Evidemment, ce film a vocation à toucher le plus grand nombre. Evidemment, au-delà d'un certain âge, car on ne peut pas montrer ce film aux moins de 12 ans, et c'est raisonnable de ne pas le faire (sauf exception de maturité).
Le duo Ryan Coogler / Michael B Jordan a déjà sévi dans des films de "commande", Creed ou Black Panther. Ici, même si on continue de travailler pour une major, la Warner, c'est bien un script de Coogler qui est ici vendu. Donc, quelque chose de plus personnel.
Du pur divertissement
Evidemment, on est sur un film d'action mais pas que : du film de mafia et de ségrégation en costard. Du film de valorisation de la culture noire. Du film de blaxploitation. La première guerre mondiale est passée. Les gens sont bien habillés, il y a de la romance, du sexe, de la bagarre, de la violence. La vraie vie, quoi. Un peu stylisée.

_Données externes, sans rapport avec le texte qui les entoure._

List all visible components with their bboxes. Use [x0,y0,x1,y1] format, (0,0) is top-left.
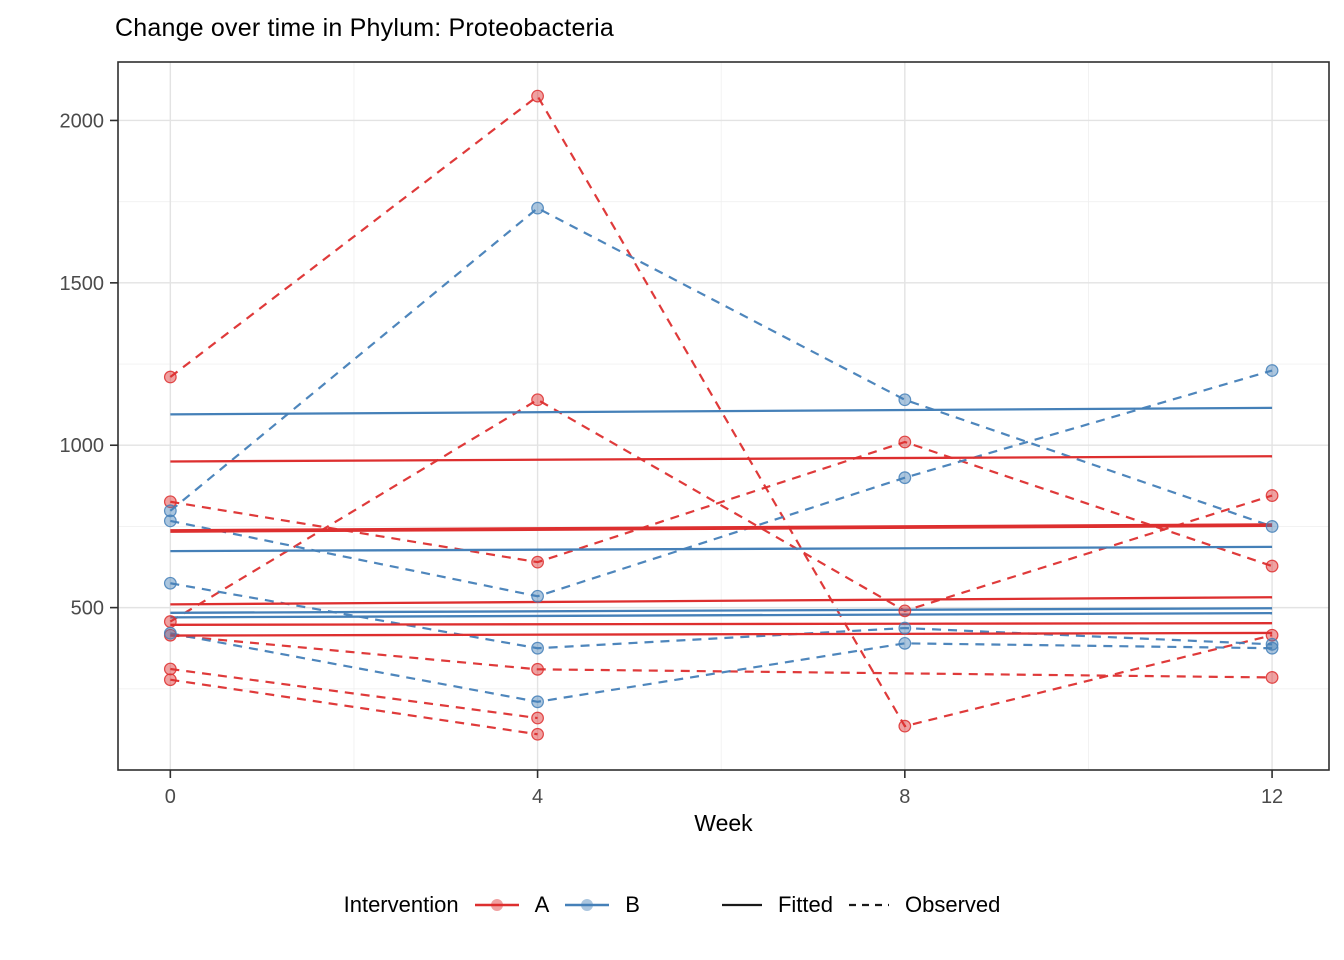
data-point-A-observed-6-week-0[interactable] [163,673,177,687]
fitted-line-A-fitted-4 [170,622,1273,626]
data-point-B-observed-4-week-8[interactable] [898,636,912,650]
observed-line-A-observed-3 [169,398,1273,623]
data-point-A-observed-4-week-12[interactable] [1265,671,1279,684]
fitted-line-A-fitted-3 [170,596,1273,606]
observed-line-B-observed-4 [170,632,1273,703]
plot-area: 0 4 8 12 500 1000 1500 2000 [60,61,1330,808]
data-point-A-observed-4-week-4[interactable] [531,662,544,676]
x-tick-label: 12 [1261,786,1283,808]
data-point-B-observed-3-week-4[interactable] [531,641,544,655]
legend-key-fitted-icon[interactable] [720,894,764,916]
data-point-A-observed-1-week-0[interactable] [163,370,177,384]
legend-label-b[interactable]: B [625,892,640,917]
legend-key-a-point [490,899,503,911]
data-point-A-observed-5-week-4[interactable] [531,711,544,725]
data-point-A-observed-3-week-4[interactable] [531,393,544,407]
x-tick-label: 8 [899,786,910,808]
y-tick-label: 500 [71,598,104,620]
y-tick-label: 1500 [60,273,105,295]
panel-border [117,61,1330,771]
data-point-A-observed-2-week-12[interactable] [1265,559,1279,573]
observed-line-A-observed-6 [170,678,538,736]
observed-line-A-observed-4 [170,634,1273,679]
legend-label-observed[interactable]: Observed [904,892,1001,917]
data-point-B-observed-4-week-12[interactable] [1265,641,1279,655]
data-point-B-observed-3-week-8[interactable] [898,621,912,635]
data-point-B-observed-1-week-8[interactable] [898,393,912,407]
x-tick-label: 0 [165,786,176,808]
legend-key-observed-icon[interactable] [847,894,891,916]
data-point-A-observed-3-week-0[interactable] [163,615,177,628]
data-point-B-observed-2-week-8[interactable] [898,471,912,485]
data-point-B-observed-1-week-12[interactable] [1265,520,1279,533]
fitted-line-B-fitted-2 [170,545,1273,553]
observed-line-A-observed-1 [169,94,1273,728]
data-point-A-observed-3-week-8[interactable] [898,604,912,618]
data-point-A-observed-2-week-4[interactable] [531,555,544,569]
data-point-A-observed-2-week-8[interactable] [898,435,912,449]
x-tick-label: 4 [532,786,543,808]
data-point-B-observed-3-week-12[interactable] [1265,637,1279,651]
data-point-A-observed-1-week-12[interactable] [1265,628,1279,642]
data-point-A-observed-3-week-12[interactable] [1265,489,1279,502]
legend: Intervention A B Fitted Observed [0,892,1344,918]
data-point-A-observed-6-week-4[interactable] [531,727,544,741]
fitted-line-B-fitted-3 [170,607,1273,614]
observed-line-A-observed-5 [170,667,538,720]
legend-key-b-icon[interactable] [563,894,611,916]
legend-key-a-icon[interactable] [473,894,521,916]
data-point-B-observed-1-week-4[interactable] [531,201,544,215]
data-point-B-observed-4-week-4[interactable] [531,695,544,709]
observed-line-A-observed-2 [170,440,1273,568]
data-point-B-observed-2-week-12[interactable] [1265,364,1279,377]
legend-label-a[interactable]: A [534,892,550,917]
data-point-B-observed-2-week-0[interactable] [163,514,177,528]
data-point-B-observed-4-week-0[interactable] [163,626,177,640]
fitted-line-B-fitted-1 [170,406,1273,416]
y-tick-label: 1000 [60,435,105,457]
data-point-B-observed-2-week-4[interactable] [531,589,544,603]
fitted-line-A-fitted-1 [170,455,1273,463]
data-point-B-observed-1-week-0[interactable] [163,504,177,518]
legend-label-fitted[interactable]: Fitted [777,892,833,917]
fitted-line-B-fitted-4 [170,611,1273,619]
observed-line-B-observed-2 [170,369,1273,598]
data-point-A-observed-1-week-8[interactable] [898,719,912,733]
y-tick-label: 2000 [60,110,105,132]
data-point-A-observed-5-week-0[interactable] [163,662,177,676]
fitted-line-A-fitted-2 [170,523,1273,533]
fitted-line-A-fitted-5 [170,631,1273,637]
data-point-B-observed-3-week-0[interactable] [163,576,177,590]
legend-key-b-point [581,899,594,911]
legend-title: Intervention [343,892,459,917]
chart-title: Change over time in Phylum: Proteobacter… [115,14,614,42]
data-point-A-observed-1-week-4[interactable] [531,89,544,103]
data-point-A-observed-2-week-0[interactable] [163,495,177,509]
x-axis-title: Week [694,810,753,836]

Les vampires et le KKK contre le reste du monde
Evidemment, il faut bien que ce film parle de quelque chose de sérieux, sinon, vanitas vanitatum, évidemment. Que sont les vampires, si ce n'est une émanation du KKK ? Ils sucent le sang, vident les autres personnalités de leur substance, de leur conscience propre, ils transforment les noirs en danseurs celtiques, des marionnettes. Mais ne nous arrêtons pas au KKK. Ce sont les blancs qui ont écrasé toute autre ethnie, celle qui était déjà là comme celle qu'ils ont importé. Nous sommes des tueurs, nous les blancs, notre civilisation dite supérieure. Et parfois au nom de cette civilisation dite supérieure : les bienfaits de la colonisation my ass.
Et puis, la lumière
Parce que oui, la lumière existe. Je ne sais pas si on peut le qualifier de virtuose, mais ce long plan séquence au cours de la mégateuf dans le club de blues, qui célèbre tout le spectacle vivant des cultures noires, qu'elle soit américaine ou africaine, qu'elle provienne du fond des temps ou que l'on parle de rap, c'est un moment tellement intense, tellement vivifiant que finalement, c'est quand même la meilleure scène du film. En tout cas, celle que je retiens.
Mon enthousiasme déborde peut-être un peu de la qualité intrinsèque du film. Peu importe, c'était un bon moment.